Mongodb as a Discourse Backend

(Stephanie Sunshine) #1

Hi there would it be possible to use Mongodb as the backend to Discourse using mongo_fdw ( GitHub - citusdata/mongo_fdw: DEPRECATED, moved to ) extension for Postgres?

It looks like you still get all the power of Postgres but the features of Mongo as well. It says there are some limitations, but I don’t know enough about Discourse to know if they would be a problem. I know there are real reasons why the devs decided to choose and ultimately stick with Postgres, but as an administrator I would like the freedom that Mongo gives me for clustering options. Maybe we can have both worlds?

(Sam Saffron) #2

Can you explain what particular problem you are trying to solve here?

(Stephanie Sunshine) #3

Clustered databasing with true automatic failover. I already have a nice mongodb cluster running and would like to deploy Discourse to it. I completely understand from reading other posts that Postgres was chosen for specific reasons, but looking at any of the automatic failover options and their problems, I would rather use what I currently have running rather than setup another system that doesn’t seem to have a real easy clear way to fail over and fail back without an administrators intervention. I think for the same reasons that a MySQL port seems to be off the table that a Mongodb port would be even more off the table, but with that adapter, I believe that I could use Mongo without causing any issues, but i’m not familiar enough with Postgres or Discourses internals to answer that question, hence why I’m here asking it. :smile:

So is it possible that this might work, or are there things missing from this adapter that would prevent it from ever working?

(Sam Saffron) #4

Its actually a massive undertaking moving Discourse to support any other DB engines let alone an nosql backend. It is not even on our distant roadmap.
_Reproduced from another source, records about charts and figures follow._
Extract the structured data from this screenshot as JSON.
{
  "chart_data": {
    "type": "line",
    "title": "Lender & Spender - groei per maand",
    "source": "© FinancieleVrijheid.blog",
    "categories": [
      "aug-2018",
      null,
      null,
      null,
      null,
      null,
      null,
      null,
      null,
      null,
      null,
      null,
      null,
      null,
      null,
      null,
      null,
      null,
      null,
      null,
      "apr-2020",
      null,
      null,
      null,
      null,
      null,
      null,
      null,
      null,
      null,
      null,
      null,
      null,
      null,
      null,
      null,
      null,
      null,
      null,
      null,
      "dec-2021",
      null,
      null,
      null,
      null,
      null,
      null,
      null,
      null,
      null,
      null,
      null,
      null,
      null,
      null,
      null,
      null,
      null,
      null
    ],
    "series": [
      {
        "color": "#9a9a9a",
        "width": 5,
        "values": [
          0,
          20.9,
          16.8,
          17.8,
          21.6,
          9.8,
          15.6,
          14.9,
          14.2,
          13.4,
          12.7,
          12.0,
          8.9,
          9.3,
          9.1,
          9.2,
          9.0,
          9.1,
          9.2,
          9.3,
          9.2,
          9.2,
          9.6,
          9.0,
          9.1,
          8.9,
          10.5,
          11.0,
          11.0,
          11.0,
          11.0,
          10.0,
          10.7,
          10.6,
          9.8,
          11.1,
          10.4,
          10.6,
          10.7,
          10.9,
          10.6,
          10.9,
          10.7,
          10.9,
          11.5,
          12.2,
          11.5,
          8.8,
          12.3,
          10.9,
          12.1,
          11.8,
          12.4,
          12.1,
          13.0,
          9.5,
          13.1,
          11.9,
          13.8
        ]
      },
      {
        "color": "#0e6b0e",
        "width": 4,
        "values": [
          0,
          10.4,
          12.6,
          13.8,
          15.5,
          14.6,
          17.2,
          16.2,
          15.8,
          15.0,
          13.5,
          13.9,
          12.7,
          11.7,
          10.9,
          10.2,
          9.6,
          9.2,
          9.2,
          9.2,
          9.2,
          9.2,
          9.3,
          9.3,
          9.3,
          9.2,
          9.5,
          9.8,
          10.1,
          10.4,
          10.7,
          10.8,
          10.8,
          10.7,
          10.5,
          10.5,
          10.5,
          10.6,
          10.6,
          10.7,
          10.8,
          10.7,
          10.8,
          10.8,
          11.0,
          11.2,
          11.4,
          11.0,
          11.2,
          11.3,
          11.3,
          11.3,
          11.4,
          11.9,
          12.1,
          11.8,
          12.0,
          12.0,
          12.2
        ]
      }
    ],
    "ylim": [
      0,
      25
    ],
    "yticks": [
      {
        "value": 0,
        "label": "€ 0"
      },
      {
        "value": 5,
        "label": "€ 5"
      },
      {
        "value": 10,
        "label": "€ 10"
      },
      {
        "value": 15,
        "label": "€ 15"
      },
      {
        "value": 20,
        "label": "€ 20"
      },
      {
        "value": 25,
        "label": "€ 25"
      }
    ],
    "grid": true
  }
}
That said, you can have active/active clustering with pg.

(Stephanie Sunshine) #5

Did you even look at what I was suggesting? It acts as a transparent translator so your apps see Postgres in all it’s glory but the real storage is in Mongo.

(Sam Saffron) #6

Its remote tables, perf would be atrocious, indexing / joining a nightmare.

This kind of scheme could be useful as a backup system possibly.

(Jens Maier) #7


Once we started doing ugly MongoDB joins manually in the Diaspora code, we knew it was the first sign of trouble. It was a sign that our data was actually relational, that there was value to that structure, and that we were going against the basic concept of a document data store.

Jepsen: MongoDB (quote from the MongoDB 2.2 documentation)

In some failover situations primaries will have accepted write operations that have not replicated to the secondaries after a failover occurs. This case is rare and typically occurs as a result of a network partition with replication lag. When this member (the former primary) rejoins the replica set and attempts to continue replication as a secondary the former primary must revert these operations or “roll back” these operations to maintain database consistency across the replica set.

So, here’s the $1 billion dollar question: what does it mean when MongoDB says that a write (aka insert) is complete? The answer is none of the above. MongoDB v2.0 will consider a write to be complete, done, finito as soon as it has been buffered in the outgoing socket buffer of the client host. Read that sentence over again.

These quotes all refer to previous versions of MongoDB (as early as 2.0).

If the v2.6 documentation is to be believed, MongoDB now has strict consistency when and if all writes are directed to the primary node of the replication set.

However, that’s nothing new among relational databases. PostgreSQL is happy to oblige and even MySQL had replication years ago (altho with similar weak durability guarantees as MongoDB).

(Robin Ward) #8

Please don’t try and do this.

There’s no way this is going to work properly. You would have a much easier time just installing a postgres cluster and configuring that than this approach.